Can the data=journal mode of EXT4 avoid user data loss?

1.9k views Asked by At
  • journal mode

data=journal mode provides full data and metadata journaling. All new data is written to the journal first, and then to its final location.

In the event of a crash, the journal can be replayed, bringing both data and metadata into a consistent state. This mode is the slowest except when data needs to be read from and written to disk at the same time where it outperforms all others modes. Enabling this mode will disable delayed allocation and O_DIRECT support.

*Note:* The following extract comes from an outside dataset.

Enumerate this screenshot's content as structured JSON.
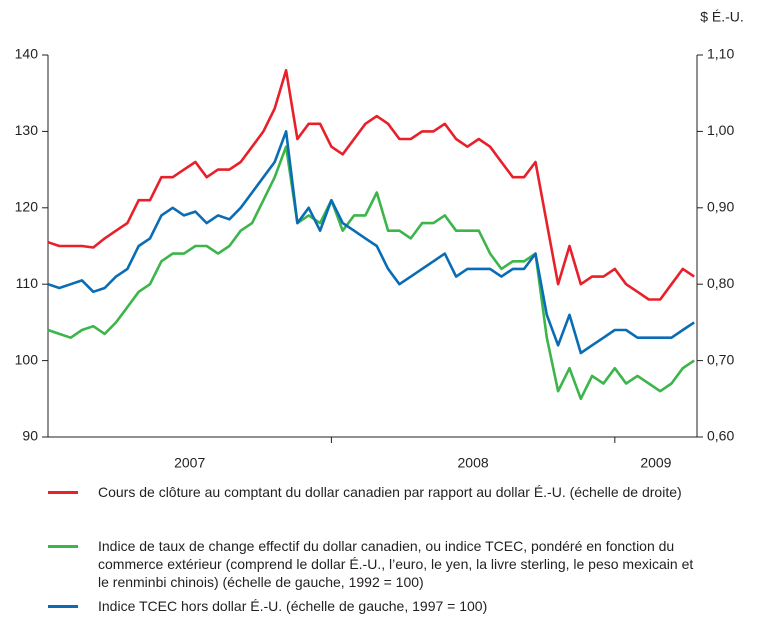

Here I have a few questions, please take a look at it:

  1. Configure data=journal, then the user calls write(), does the write() return after the data is successfully written to the journal, or does it return the user success after entering the pagecache? If it is the latter, it means that the journal is submitted asynchronously, so the meaning of the journal of ext4 is to ensure the consistency of the file system itself, and there is no guarantee that user data will not be lost?

  2. If ext4 submits the journal asynchronously, when will the journal be triggered?

  3. Is there any other file system that allows the journal to be synchronized before write() returns successfully?

According to the results of my local experiments, it is inferred that the journal should be submitted asynchronously. I used a separate ssd partition as journal_dev. When I used fio to test and write files, I found that the io of journal_dev was intermittent, not always having IO.

1

There are 1 answers

0
Anon On
  1. the write() will return the user success after it has entered the page cache (assuming you aren't using any extra options on open()).
  2. At least periodically (see commit= in https://www.kernel.org/doc/Documentation/filesystems/ext4.txt ) and probably before any pending sync/fsync etc are allowed to complete.
  3. No (otherwise it would defeat the point of buffering).

If you were to pass O_SYNC to open() or to do an additional fsync you will learn about when your write made it to stable media as far as the kernel can know.